Can Eric Holder reschedule marijuana, and why is he ducking the issue?

By Oscar Pascual |

Outgoing Attorney General Eric Holder was asked earlier this month at his National Press Club speech whether the president should consider reclassifying marijuana in his remaining years in office. Here’s what he had to say:

“I think that Congress ultimately has to do that (reclassify marijuana). This is … a topic that ultimately, I think ought to be engaged in by our nation, informed by the experiences that we see in Colorado, in Washington. There is, I think, a legitimate debate to be had on both sides of that question – where marijuana ought to be in terms of its scheduling.”

It sounds like Holder just threw Congress under the bus, which Democratic Rep. Steve Cohen didn’t take lightly.

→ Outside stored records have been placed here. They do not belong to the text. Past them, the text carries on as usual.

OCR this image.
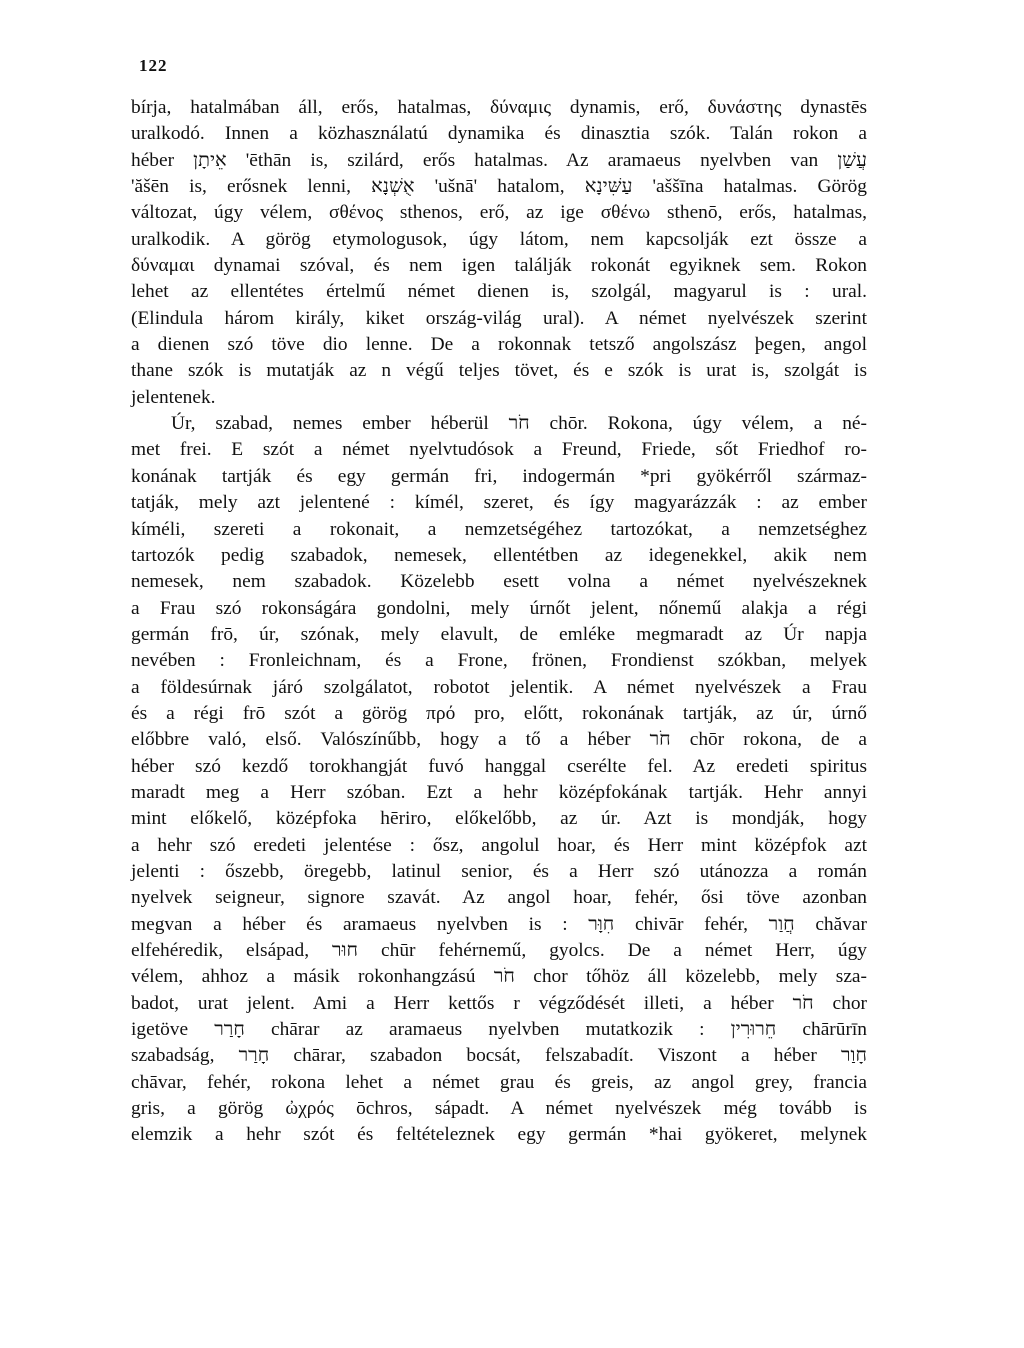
122
bírja, hatalmában áll, erős, hatalmas, δύναμις dynamis, erő, δυνάστης dynastēs
uralkodó. Innen a közhasználatú dynamika és dinasztia szók. Talán rokon a
héber אֵיתָן 'ēthān is, szilárd, erős hatalmas. Az aramaeus nyelvben van עֲשַׁן
'ăšēn is, erősnek lenni, אֻשְׁנָא 'ušnā' hatalom, עַשִּׁינָא 'aššīna hatalmas. Görög
változat, úgy vélem, σθένος sthenos, erő, az ige σθένω sthenō, erős, hatalmas,
uralkodik. A görög etymologusok, úgy látom, nem kapcsolják ezt össze a
δύναμαι dynamai szóval, és nem igen találják rokonát egyiknek sem. Rokon
lehet az ellentétes értelmű német dienen is, szolgál, magyarul is : ural.
(Elindula három király, kiket ország-világ ural). A német nyelvészek szerint
a dienen szó töve dio lenne. De a rokonnak tetsző angolszász þegen, angol
thane szók is mutatják az n végű teljes tövet, és e szók is urat is, szolgát is
jelentenek.
Úr, szabad, nemes ember héberül חֹר chōr. Rokona, úgy vélem, a né-
met frei. E szót a német nyelvtudósok a Freund, Friede, sőt Friedhof ro-
konának tartják és egy germán fri, indogermán *pri gyökérről származ-
tatják, mely azt jelentené : kímél, szeret, és így magyarázzák : az ember
kíméli, szereti a rokonait, a nemzetségéhez tartozókat, a nemzetséghez
tartozók pedig szabadok, nemesek, ellentétben az idegenekkel, akik nem
nemesek, nem szabadok. Közelebb esett volna a német nyelvészeknek
a Frau szó rokonságára gondolni, mely úrnőt jelent, nőnemű alakja a régi
germán frō, úr, szónak, mely elavult, de emléke megmaradt az Úr napja
nevében : Fronleichnam, és a Frone, frönen, Frondienst szókban, melyek
a földesúrnak járó szolgálatot, robotot jelentik. A német nyelvészek a Frau
és a régi frō szót a görög πρό pro, előtt, rokonának tartják, az úr, úrnő
előbbre való, első. Valószínűbb, hogy a tő a héber חֹר chōr rokona, de a
héber szó kezdő torokhangját fuvó hanggal cserélte fel. Az eredeti spiritus
maradt meg a Herr szóban. Ezt a hehr középfokának tartják. Hehr annyi
mint előkelő, középfoka hēriro, előkelőbb, az úr. Azt is mondják, hogy
a hehr szó eredeti jelentése : ősz, angolul hoar, és Herr mint középfok azt
jelenti : őszebb, öregebb, latinul senior, és a Herr szó utánozza a román
nyelvek seigneur, signore szavát. Az angol hoar, fehér, ősi töve azonban
megvan a héber és aramaeus nyelvben is : חִוָּר chivār fehér, חֲוַר chăvar
elfehéredik, elsápad, חוּר chūr fehérnemű, gyolcs. De a német Herr, úgy
vélem, ahhoz a másik rokonhangzású חֹר chor tőhöz áll közelebb, mely sza-
badot, urat jelent. Ami a Herr kettős r végződését illeti, a héber חֹר chor
igetöve חָרַר chārar az aramaeus nyelvben mutatkozik : חֵרוּרִין chārūrīn
szabadság, חָרַר chārar, szabadon bocsát, felszabadít. Viszont a héber חָוַר
chāvar, fehér, rokona lehet a német grau és greis, az angol grey, francia
gris, a görög ὠχρός ōchros, sápadt. A német nyelvészek még tovább is
elemzik a hehr szót és feltételeznek egy germán *hai gyökeret, melynek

“I am concerned, however, about your comments regarding the classification of marijuana,” responded Cohen in a letter to Holder. “As you know, you already have the statutory authority to reclassify marijuana.”

So who’s right?

According to some facts from the Washington Post, the attorney general can, under federal law, move to add, reschedule, or remove drugs on his own, at the request of the health and human services or in response to a public petition. But before doing so, the law also requires the attorney general to gather data from scientific and medical evaluations from the HHS secretary.

That’s where it gets tricky. Since marijuana is still labeled a Schedule I drug, researchers aren’t legally allowed to obtain federal funding to study it. While studies have been done and continue to take place, experts say that the efforts are at a smaller scale than needed.

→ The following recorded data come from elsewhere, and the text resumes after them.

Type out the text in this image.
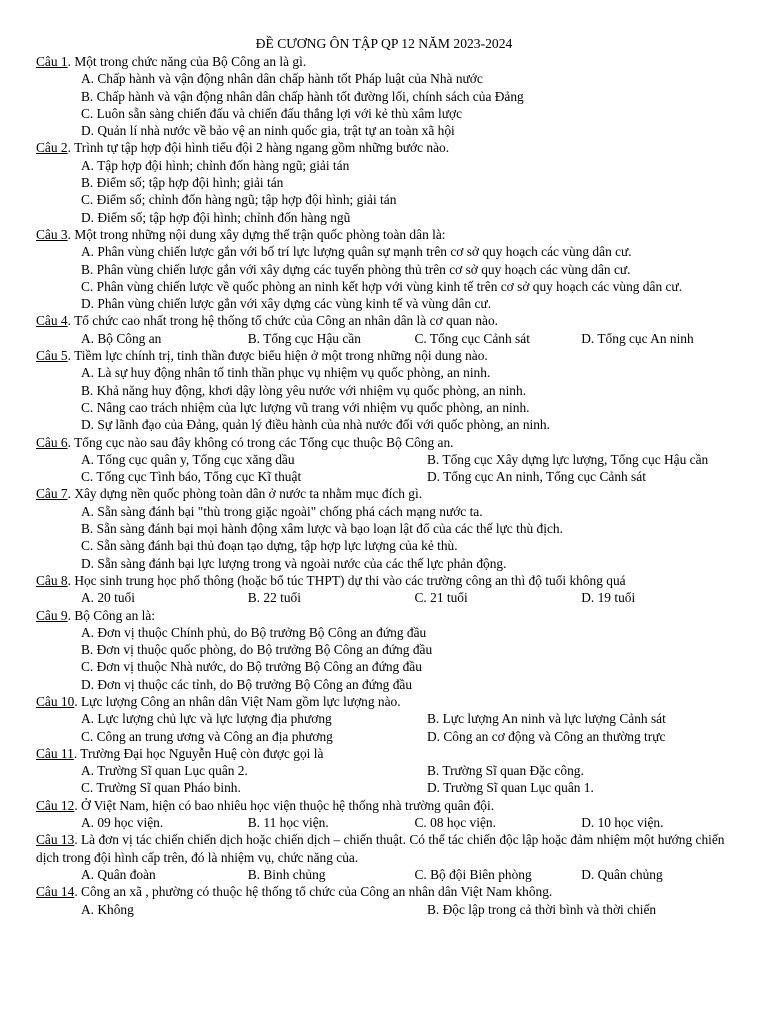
ĐỀ CƯƠNG ÔN TẬP QP 12 NĂM 2023-2024
Câu 1. Một trong chức năng của Bộ Công an là gì.
A. Chấp hành và vận động nhân dân chấp hành tốt Pháp luật của Nhà nước
B. Chấp hành và vận động nhân dân chấp hành tốt đường lối, chính sách của Đảng
C. Luôn sẵn sàng chiến đấu và chiến đấu thắng lợi với kẻ thù xâm lược
D. Quản lí nhà nước về bảo vệ an ninh quốc gia, trật tự an toàn xã hội
Câu 2. Trình tự tập hợp đội hình tiểu đội 2 hàng ngang gồm những bước nào.
A. Tập hợp đội hình; chỉnh đốn hàng ngũ; giải tán
B. Điểm số; tập hợp đội hình; giải tán
C. Điểm số; chỉnh đốn hàng ngũ; tập hợp đội hình; giải tán
D. Điểm số; tập hợp đội hình; chỉnh đốn hàng ngũ
Câu 3. Một trong những nội dung xây dựng thế trận quốc phòng toàn dân là:
A. Phân vùng chiến lược gắn với bố trí lực lượng quân sự mạnh trên cơ sở quy hoạch các vùng dân cư.
B. Phân vùng chiến lược gắn với xây dựng các tuyến phòng thủ trên cơ sở quy hoạch các vùng dân cư.
C. Phân vùng chiến lược về quốc phòng an ninh kết hợp với vùng kinh tế trên cơ sở quy hoạch các vùng dân cư.
D. Phân vùng chiến lược gắn với xây dựng các vùng kinh tế và vùng dân cư.
Câu 4. Tổ chức cao nhất trong hệ thống tổ chức của Công an nhân dân là cơ quan nào.
A. Bộ Công an	B. Tổng cục Hậu cần	C. Tổng cục Cảnh sát	D. Tổng cục An ninh
Câu 5. Tiềm lực chính trị, tinh thần được biểu hiện ở một trong những nội dung nào.
A. Là sự huy động nhân tố tinh thần phục vụ nhiệm vụ quốc phòng, an ninh.
B. Khả năng huy động, khơi dậy lòng yêu nước với nhiệm vụ quốc phòng, an ninh.
C. Nâng cao trách nhiệm của lực lượng vũ trang với nhiệm vụ quốc phòng, an ninh.
D. Sự lãnh đạo của Đảng, quản lý điều hành của nhà nước đối với quốc phòng, an ninh.
Câu 6. Tổng cục nào sau đây không có trong các Tổng cục thuộc Bộ Công an.
A. Tổng cục quân y, Tổng cục xăng dầu	B. Tổng cục Xây dựng lực lượng, Tổng cục Hậu cần
C. Tổng cục Tình báo, Tổng cục Kĩ thuật	D. Tổng cục An ninh, Tổng cục Cảnh sát
Câu 7. Xây dựng nền quốc phòng toàn dân ở nước ta nhằm mục đích gì.
A. Sẵn sàng đánh bại "thù trong giặc ngoài" chống phá cách mạng nước ta.
B. Sẵn sàng đánh bại mọi hành động xâm lược và bạo loạn lật đổ của các thế lực thù địch.
C. Sẵn sàng đánh bại thủ đoạn tạo dựng, tập hợp lực lượng của kẻ thù.
D. Sẵn sàng đánh bại lực lượng trong và ngoài nước của các thế lực phản động.
Câu 8. Học sinh trung học phổ thông (hoặc bổ túc THPT) dự thi vào các trường công an thì độ tuổi không quá
A. 20 tuổi	B. 22 tuổi	C. 21 tuổi	D. 19 tuổi
Câu 9. Bộ Công an là:
A. Đơn vị thuộc Chính phủ, do Bộ trưởng Bộ Công an đứng đầu
B. Đơn vị thuộc quốc phòng, do Bộ trưởng Bộ Công an đứng đầu
C. Đơn vị thuộc Nhà nước, do Bộ trưởng Bộ Công an đứng đầu
D. Đơn vị thuộc các tỉnh, do Bộ trưởng Bộ Công an đứng đầu
Câu 10. Lực lượng Công an nhân dân Việt Nam gồm lực lượng nào.
A. Lực lượng chủ lực và lực lượng địa phương	B. Lực lượng An ninh và lực lượng Cảnh sát
C. Công an trung ương và Công an địa phương	D. Công an cơ động và Công an thường trực
Câu 11. Trường Đại học Nguyễn Huệ còn được gọi là
A. Trường Sĩ quan Lục quân 2.	B. Trường Sĩ quan Đặc công.
C. Trường Sĩ quan Pháo binh.	D. Trường Sĩ quan Lục quân 1.
Câu 12. Ở Việt Nam, hiện có bao nhiêu học viện thuộc hệ thống nhà trường quân đội.
A. 09 học viện.	B. 11 học viện.	C. 08 học viện.	D. 10 học viện.
Câu 13. Là đơn vị tác chiến chiến dịch hoặc chiến dịch – chiến thuật. Có thể tác chiến độc lập hoặc đảm nhiệm một hướng chiến dịch trong đội hình cấp trên, đó là nhiệm vụ, chức năng của.
A. Quân đoàn	B. Binh chủng	C. Bộ đội Biên phòng	D. Quân chủng
Câu 14. Công an xã , phường có thuộc hệ thống tổ chức của Công an nhân dân Việt Nam không.
A. Không	B. Độc lập trong cả thời bình và thời chiến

Therein lies the rub. As long as marijuana is a Schedule I drug, it’s pretty much illegal to prove that it isn’t.

It’s probably the reason why Holder passed the buck to Congress, who can pass laws to change the rescheduling of drugs much easier than the bureaucratic muck Holder has to work though.

So, in essence, both Holder and Cohen are right.

Sure, Holder could go through all the trouble of getting several federal agencies to finally play nice with each other, but that’s just way too much work for a guy who doesn’t even want to be there in the first place.

So why not look to Congress instead, who seems like they already have a few members on board for legalization.